According to Home Office figures, more than 18,000 people have made the crossing from France to England in small boats this year, compared to just over 8,460 in 2020. It was reported by BBC News that 11 boats with 364 migrants on board crossed the English Channel to reach Kent on Sunday and a further 40 on Friday and Saturday with 1,115 people making the journey.

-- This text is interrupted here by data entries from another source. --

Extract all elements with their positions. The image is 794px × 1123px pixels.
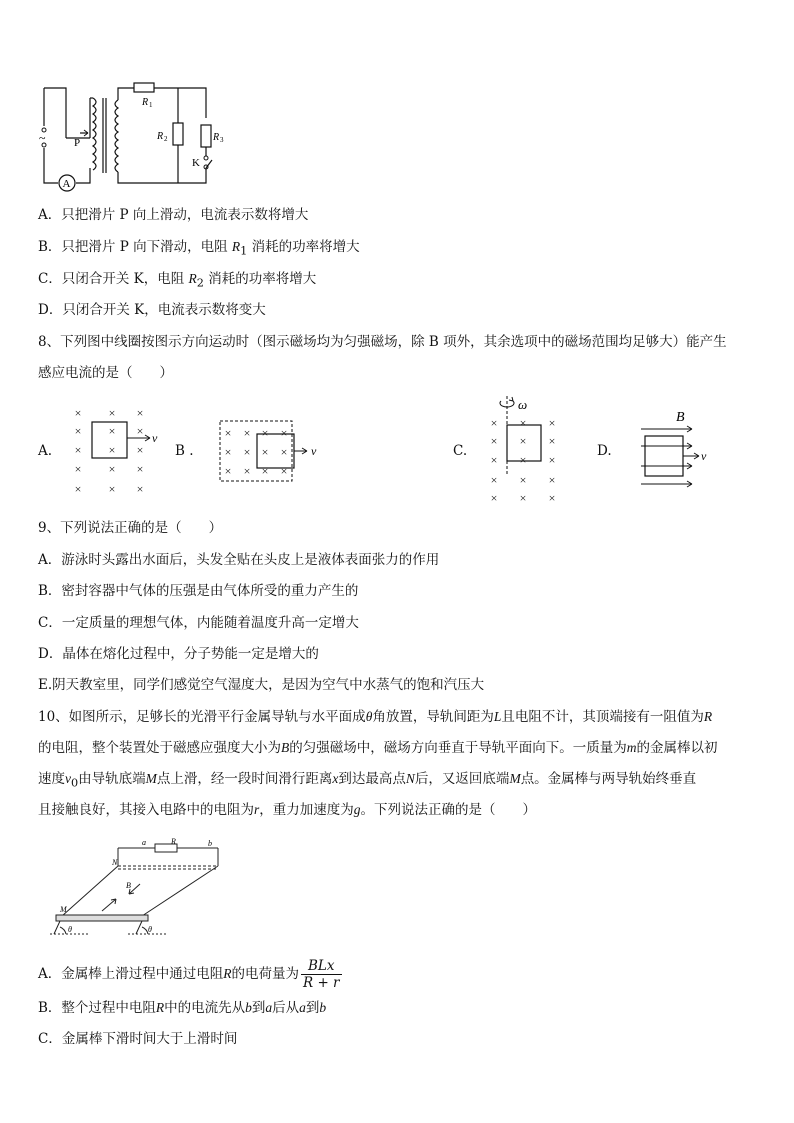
svg-text:×: × — [490, 434, 498, 448]
q8-option-a-label[interactable]: A. — [38, 443, 53, 459]
svg-text:×: × — [74, 424, 82, 438]
q9-option-a[interactable]: A．游泳时头露出水面后，头发全贴在头皮上是液体表面张力的作用 — [38, 552, 440, 568]
resistor-r-label: R — [171, 837, 176, 846]
q10-option-b[interactable]: B．整个过程中电阻R中的电流先从b到a后从a到b — [38, 1000, 327, 1016]
svg-text:×: × — [548, 434, 556, 448]
angle-theta-right: θ — [148, 925, 152, 934]
q9-option-c[interactable]: C．一定质量的理想气体，内能随着温度升高一定增大 — [38, 615, 359, 631]
svg-text:×: × — [490, 453, 498, 467]
r2-label: R — [157, 131, 164, 142]
svg-text:×: × — [136, 482, 144, 496]
svg-text:×: × — [280, 445, 288, 459]
svg-text:×: × — [280, 426, 288, 440]
svg-text:×: × — [74, 406, 82, 420]
svg-text:×: × — [261, 426, 269, 440]
switch-k-label: K — [192, 157, 200, 169]
svg-text:×: × — [108, 443, 116, 457]
velocity-label-b: v — [311, 444, 317, 458]
ammeter-label: A — [62, 178, 71, 190]
svg-text:×: × — [108, 462, 116, 476]
q8-stem-line1: 8、下列图中线圈按图示方向运动时（图示磁场均为匀强磁场，除 B 项外，其余选项中的磁场范围均足够大）能产生 — [38, 334, 727, 350]
svg-text:×: × — [136, 406, 144, 420]
field-b-label: B — [126, 881, 131, 890]
velocity-label-d: v — [701, 449, 707, 463]
q7-circuit-diagram — [36, 78, 226, 193]
svg-text:×: × — [548, 416, 556, 430]
svg-text:×: × — [261, 445, 269, 459]
svg-text:×: × — [74, 482, 82, 496]
slider-p-label: P — [74, 137, 81, 149]
q8-option-c-label[interactable]: C. — [453, 443, 468, 459]
q7-option-a[interactable]: A．只把滑片 P 向上滑动，电流表示数将增大 — [38, 207, 309, 223]
q8-figure-c[interactable] — [484, 393, 564, 508]
svg-text:×: × — [243, 426, 251, 440]
charge-fraction: $\frac{\text{BLx}}{R + r}$ — [303, 958, 340, 991]
svg-text:×: × — [74, 443, 82, 457]
q7-option-d[interactable]: D．只闭合开关 K，电流表示数将变大 — [38, 302, 266, 318]
angle-theta-left: θ — [68, 925, 72, 934]
r3-subscript: 3 — [220, 136, 224, 144]
svg-text:×: × — [108, 482, 116, 496]
q8-figure-b[interactable] — [215, 418, 325, 486]
q8-option-d-label[interactable]: D. — [597, 443, 612, 459]
svg-text:×: × — [548, 491, 556, 505]
omega-label: ω — [518, 397, 528, 412]
q10-rail-diagram — [50, 836, 220, 944]
b-field-label: B — [676, 410, 685, 425]
q8-stem-line2: 感应电流的是（ ） — [38, 365, 173, 381]
r3-label: R — [213, 132, 220, 143]
svg-text:×: × — [490, 473, 498, 487]
q7-option-c[interactable]: C．只闭合开关 K，电阻 $R_2$ 消耗的功率将增大 — [38, 271, 317, 290]
svg-text:×: × — [490, 416, 498, 430]
svg-text:×: × — [548, 453, 556, 467]
q9-option-d[interactable]: D．晶体在熔化过程中，分子势能一定是增大的 — [38, 646, 319, 662]
svg-text:×: × — [519, 453, 527, 467]
svg-text:×: × — [519, 434, 527, 448]
svg-text:×: × — [74, 462, 82, 476]
svg-text:×: × — [136, 462, 144, 476]
svg-text:×: × — [108, 424, 116, 438]
svg-text:×: × — [136, 443, 144, 457]
r1-label: R — [142, 97, 149, 108]
svg-text:×: × — [548, 473, 556, 487]
q10-stem-line2: 的电阻，整个装置处于磁感应强度大小为B的匀强磁场中，磁场方向垂直于导轨平面向下。一质量为m的金属棒以初 — [38, 740, 718, 756]
q9-option-e[interactable]: E.阴天教室里，同学们感觉空气湿度大，是因为空气中水蒸气的饱和汽压大 — [38, 677, 485, 693]
svg-text:×: × — [224, 426, 232, 440]
ac-source-symbol: ~ — [39, 131, 46, 145]
svg-text:×: × — [280, 464, 288, 478]
svg-text:×: × — [519, 491, 527, 505]
svg-text:×: × — [243, 464, 251, 478]
q9-option-b[interactable]: B．密封容器中气体的压强是由气体所受的重力产生的 — [38, 583, 359, 599]
q10-option-c[interactable]: C．金属棒下滑时间大于上滑时间 — [38, 1031, 238, 1047]
svg-text:×: × — [136, 424, 144, 438]
svg-text:×: × — [108, 406, 116, 420]
q10-stem-line4: 且接触良好，其接入电路中的电阻为r，重力加速度为g。下列说法正确的是（ ） — [38, 802, 537, 818]
velocity-label-a: v — [152, 431, 158, 445]
q7-option-b[interactable]: B．只把滑片 P 向下滑动，电阻 $R_1$ 消耗的功率将增大 — [38, 239, 360, 258]
point-n-label: N — [112, 858, 118, 867]
svg-text:×: × — [519, 473, 527, 487]
svg-text:×: × — [224, 464, 232, 478]
q10-stem-line3: 速度$v_0$由导轨底端M点上滑，经一段时间滑行距离x到达最高点N后，又返回底端M点。金属棒与两导轨始终垂直 — [38, 771, 697, 790]
q8-option-b-label[interactable]: B . — [175, 443, 194, 459]
r1-subscript: 1 — [149, 101, 153, 109]
q8-figure-a[interactable] — [70, 402, 170, 500]
terminal-a-label: a — [142, 838, 146, 847]
terminal-b-label: b — [208, 839, 212, 848]
svg-text:×: × — [224, 445, 232, 459]
r2-subscript: 2 — [164, 135, 168, 143]
q10-stem-line1: 10、如图所示，足够长的光滑平行金属导轨与水平面成θ角放置，导轨间距为L且电阻不计，其顶端接有一阻值为R — [38, 709, 713, 725]
svg-text:×: × — [261, 464, 269, 478]
svg-text:×: × — [519, 416, 527, 430]
q10-option-a[interactable]: A．金属棒上滑过程中通过电阻R的电荷量为 $\frac{\text{BLx}}{R + r}$ — [38, 958, 340, 991]
svg-text:×: × — [490, 491, 498, 505]
point-m-label: M — [60, 905, 67, 914]
q9-stem: 9、下列说法正确的是（ ） — [38, 520, 223, 536]
q8-figure-d[interactable] — [636, 405, 716, 493]
svg-text:×: × — [243, 445, 251, 459]
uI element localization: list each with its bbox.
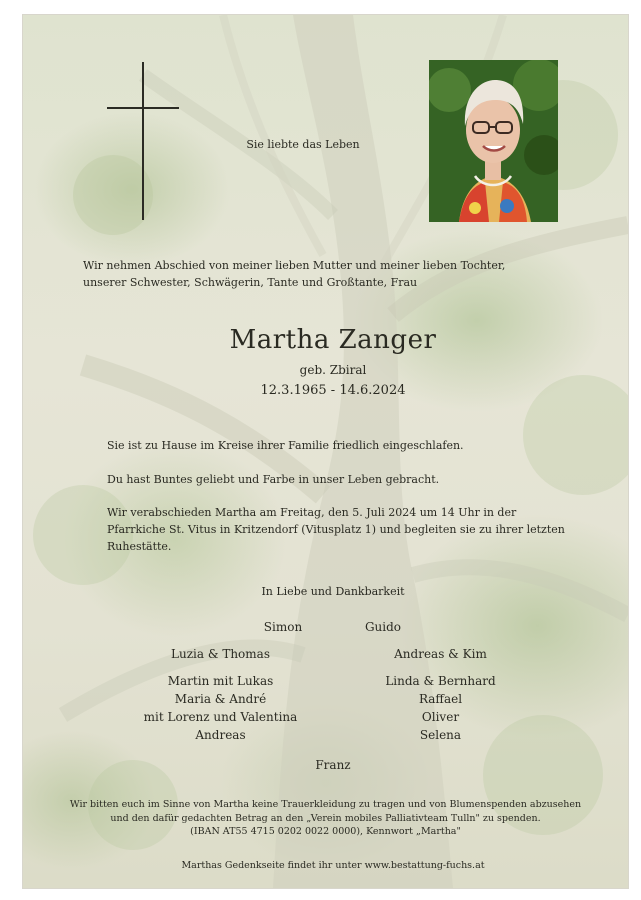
- intro-line: Wir nehmen Abschied von meiner lieben Mutter und meiner lieben Tochter,: [83, 259, 506, 272]
- footer-line: (IBAN AT55 4715 0202 0022 0000), Kennwort „Martha": [190, 826, 461, 837]
- mourner-item: Andreas: [195, 728, 246, 742]
- motto: Sie liebte das Leben: [246, 138, 360, 151]
- portrait-photo: [429, 60, 558, 222]
- mourner-guido: Guido: [364, 620, 402, 634]
- mourner-item: Maria & André: [174, 692, 267, 706]
- mourner-item: Martin mit Lukas: [167, 674, 274, 688]
- deceased-name: Martha Zanger: [229, 325, 437, 355]
- footer-line: Wir bitten euch im Sinne von Martha keine Trauerkleidung zu tragen und von Blumenspenden abzusehen: [69, 799, 582, 810]
- mourner-item: Linda & Bernhard: [385, 674, 496, 688]
- mourner-right-pair: Andreas & Kim: [394, 647, 487, 661]
- intro-line: unserer Schwester, Schwägerin, Tante und Großtante, Frau: [83, 276, 418, 289]
- maiden-name: geb. Zbiral: [299, 363, 367, 377]
- thanks-heading: In Liebe und Dankbarkeit: [261, 585, 405, 598]
- mourner-bottom: Franz: [315, 758, 351, 772]
- life-dates: 12.3.1965 - 14.6.2024: [260, 383, 406, 398]
- cross-icon-horizontal: [107, 107, 179, 109]
- donation-note: [53, 798, 598, 839]
- mourner-item: Oliver: [421, 710, 460, 724]
- mourner-item: mit Lorenz und Valentina: [143, 710, 298, 724]
- obituary-notice: [22, 14, 629, 889]
- memorial-website-note: Marthas Gedenkseite findet ihr unter www.bestattung-fuchs.at: [181, 860, 485, 871]
- mourner-left-list: [118, 672, 323, 744]
- mourner-item: Raffael: [418, 692, 463, 706]
- mourner-left-pair: Luzia & Thomas: [171, 647, 270, 661]
- footer-line: und den dafür gedachten Betrag an den „Verein mobiles Palliativteam Tulln" zu spenden.: [110, 812, 541, 824]
- mourner-simon: Simon: [263, 620, 303, 634]
- paragraph: Wir verabschieden Martha am Freitag, den 5. Juli 2024 um 14 Uhr in der Pfarrkiche St. Vitus in Kritzendorf (Vitusplatz 1) und begleiten sie zu ihrer letzten Ruhestätte.: [107, 506, 565, 553]
- paragraph: Du hast Buntes geliebt und Farbe in unser Leben gebracht.: [107, 473, 440, 486]
- mourner-item: Selena: [419, 728, 462, 742]
- paragraph: Sie ist zu Hause im Kreise ihrer Familie friedlich eingeschlafen.: [107, 439, 464, 452]
- cross-icon-vertical: [142, 62, 144, 220]
- intro-text: [83, 257, 573, 291]
- mourner-right-list: [353, 672, 528, 744]
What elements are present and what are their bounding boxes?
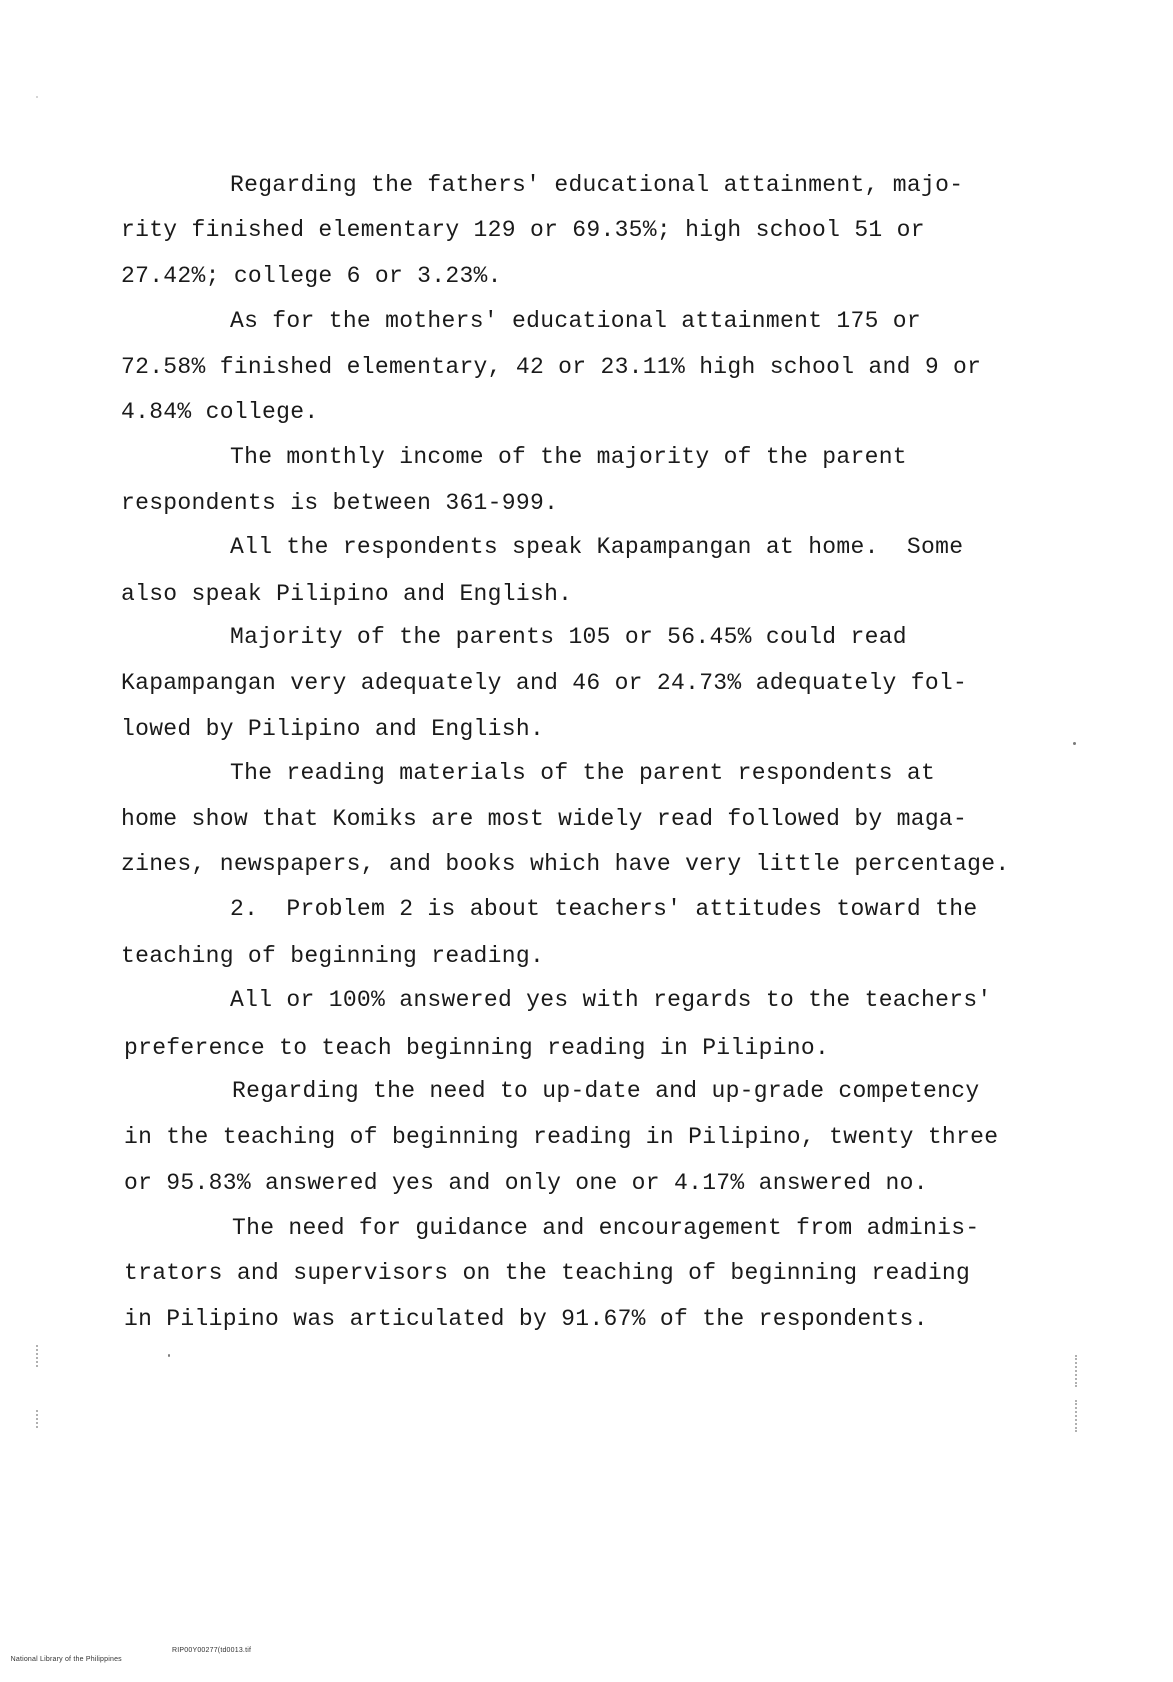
text-line: in the teaching of beginning reading in Pilipino, twenty three bbox=[124, 1124, 999, 1150]
text-line: All or 100% answered yes with regards to the teachers' bbox=[230, 987, 992, 1013]
scan-speck bbox=[168, 1354, 170, 1357]
text-line: Majority of the parents 105 or 56.45% could read bbox=[230, 624, 907, 650]
text-line: 2. Problem 2 is about teachers' attitudes toward the bbox=[230, 896, 978, 922]
text-line: trators and supervisors on the teaching of beginning reading bbox=[124, 1260, 971, 1286]
scan-footer bbox=[2, 1646, 252, 1682]
text-line: in Pilipino was articulated by 91.67% of the respondents. bbox=[124, 1306, 928, 1332]
text-line: teaching of beginning reading. bbox=[121, 943, 545, 969]
scan-margin-dots bbox=[36, 1345, 40, 1367]
text-line: 4.84% college. bbox=[121, 399, 319, 425]
scan-margin-dots bbox=[36, 1410, 40, 1428]
text-line: The reading materials of the parent respondents at bbox=[230, 760, 936, 786]
text-line: The need for guidance and encouragement from adminis- bbox=[232, 1215, 980, 1241]
text-line: Kapampangan very adequately and 46 or 24.73% adequately fol- bbox=[121, 670, 968, 696]
text-line: The monthly income of the majority of the parent bbox=[230, 444, 907, 470]
scan-margin-dots bbox=[1075, 1400, 1079, 1432]
footer-file-code: RIP00Y00277(td0013.tif bbox=[172, 1647, 252, 1654]
text-line: zines, newspapers, and books which have very little percentage. bbox=[121, 851, 1010, 877]
text-line: preference to teach beginning reading in Pilipino. bbox=[124, 1035, 830, 1061]
text-line: or 95.83% answered yes and only one or 4.17% answered no. bbox=[124, 1170, 928, 1196]
scan-speck bbox=[36, 96, 38, 98]
text-line: 27.42%; college 6 or 3.23%. bbox=[121, 263, 502, 289]
text-line: respondents is between 361-999. bbox=[121, 490, 559, 516]
scan-margin-dots bbox=[1075, 1355, 1079, 1387]
text-line: As for the mothers' educational attainment 175 or bbox=[230, 308, 922, 334]
text-line: also speak Pilipino and English. bbox=[121, 581, 573, 607]
text-line: Regarding the fathers' educational attainment, majo- bbox=[230, 172, 964, 198]
text-line: lowed by Pilipino and English. bbox=[121, 716, 545, 742]
text-line: home show that Komiks are most widely read followed by maga- bbox=[121, 806, 968, 832]
text-line: Regarding the need to up-date and up-grade competency bbox=[232, 1078, 980, 1104]
text-line: rity finished elementary 129 or 69.35%; high school 51 or bbox=[121, 217, 925, 243]
scan-speck bbox=[1073, 742, 1076, 745]
text-line: 72.58% finished elementary, 42 or 23.11% high school and 9 or bbox=[121, 354, 982, 380]
text-line: All the respondents speak Kapampangan at home. Some bbox=[230, 534, 964, 560]
footer-library: National Library of the Philippines bbox=[10, 1656, 122, 1663]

There had been nearly 300 arrests and 65 convictions related to small-boat crossings so far this year.

Under controversial bill, presently at committee stage, an asylum seeker who arrives in the UK without prior authorisation would face up to four years in prison. ‘Whether the provision, tucked away in an obscure corner of the bill, would actually protect officers from conviction under international maritime laws could be tested in the courts,’ writes Rajeev Syal, the Guardian’s home affairs editor.

The UN expert on refugees recently warned that legislation would break international law. ‘The bill revolves around the notion that refugees are required to seek asylum in the first safe country they find,’ Rossella Pagliuchi-Lor told MPs. ‘Now to be clear, this principle is not found in the Refugee Convention.’

According to the Guardian report, the proposed schedule offering immunity of the bill reads: ‘A relevant officer is not liable in any criminal or civil proceedings for anything done in the purported performance of functions under this part of this schedule if the court is satisfied that (a) the act was done in good faith, and (b) there were reasonable grounds for doing it.’

The immigration barrister Colin Yeo told the Guardian that any statutory provision was unlikely to be effective. ‘There are two qualifiers in the provision and it is hard to see how it could be reasonable to leave someone to either drown at sea or in a small boat which doesn’t have enough fuel to reach land,’ he said.